When the nightmare of a baby born with severe health issues, the last thing a parent thinks of is the cost of an extended stay in a neonatal unit at a leading hospital. The idea of losing a child is not even imaginable and the process moves along as though there is not a money problem. It has to be that way.
Parents breathe a sigh of relief when their child is sent home and they begin to live their lives with a baby they thought they might lose. Mother and fathers return to work and life goes on. Then the bills begin to arrive and the reality of what has happened begins to impact their lives.
In the case of the Smith family, the family had been blessed with five children, one grown and the other four still at home. The family unit was very sound, both parents had jobs that paid well and the family was insured. They were not needy nor were they foolish. Up until the time the baby was born, they were managing to live a normal life.

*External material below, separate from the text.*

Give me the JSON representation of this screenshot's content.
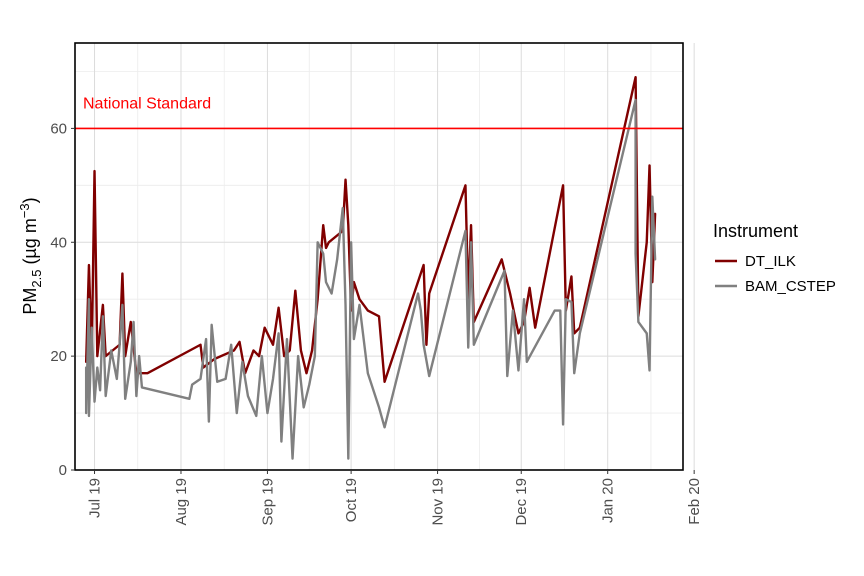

Their beautiful baby was born full term in a normal delivery. The crisis began when the baby displayed a condition they called “brittle lung”. The baby was transported to a bigger hospital that had a well-known neonatal unit and the mother and father were give rooms near the unit. The baby did not respond well unless his mother sat at his side and held his hand. After many long days and nights the baby was released into their care.
Several weeks later, the hospital bill arrived and the insurance company contributed the amount required of them. The hospital then began an effort to collect what was due to them. According to the family, they were told that the family’s total income did not allow the hospital to negotiate a payment plan. The Smiths said that if they did as the hospital asked, they would have lost their home.
In the saga that became their life, they began looking into what they could do, visited a lawyer, sat through hearings and tried to absorb what they needed to do. It turned out Chapter 13 was their only choice.
In the Chapter 13 law there are requirement that need to be met. According to the uscourts.gov website the guide are:
Any individual, even if self-employed or operating an unincorporated business, is eligible for chapter 13 relief as long as the individual’s unsecured debts are less than $360,475 and secured debts are less than $1,081,400. 11 U.S.C. § 109(e). These amounts are adjusted periodically to reflect changes in the consumer price index. A corporation or partnership may not be a chapter 13 debtor. Id.
It seems pretty straightforward. However, when visiting with the family, the family said the instruction from the court were not a simple as that. They were told to discontinue payment of their debts until the repayment plan was in place. Up until that time they were paying all their bills accept for the one they owned the hospital.
But there was more. Because the parents had co-signed a college loan they were repaying, the parent’s credit rating was also affected. The family said that the courts had assured them this would not happen. The reality was nothing could stop the credit company process even though the law specifically protects co-signers in a situation like this:
“Chapter 13 also has a special provision that protects third parties who are liable with the debtor on “consumer debts.” This provision may protect cosigners. Finally, chapter 13 acts like a consolidation loan under which the individual makes the plan payments to a chapter 13 trustee who then distributes payments to creditors. Individuals will have no direct contact with creditors while under chapter 13 protection.”
When the parents were ready to downsize their home, they were surprised to find the flaw in their credit and their loan company was very reluctant to lend them money. When the company that held the loan was asked why they did not contact the parents they sited that part of the Chapter 13 law that said:
“As long as the stay is in effect, creditors generally may not initiate or continue lawsuits, wage garnishments, or even make telephone calls demanding payments.”
In spite of the facts that the Chapter 13 law had protection for the parents, the lenders would not budge on the credit flaw and the parents are in the process of resolving the matter.
The parents did get their loan, the family is currently living with the Chapter 13 ruling and life goes on. However, according to the parents, the idea that their credit is affects is more than they want to endure. They will work to have that removed from a credit history that is perfect in every other way.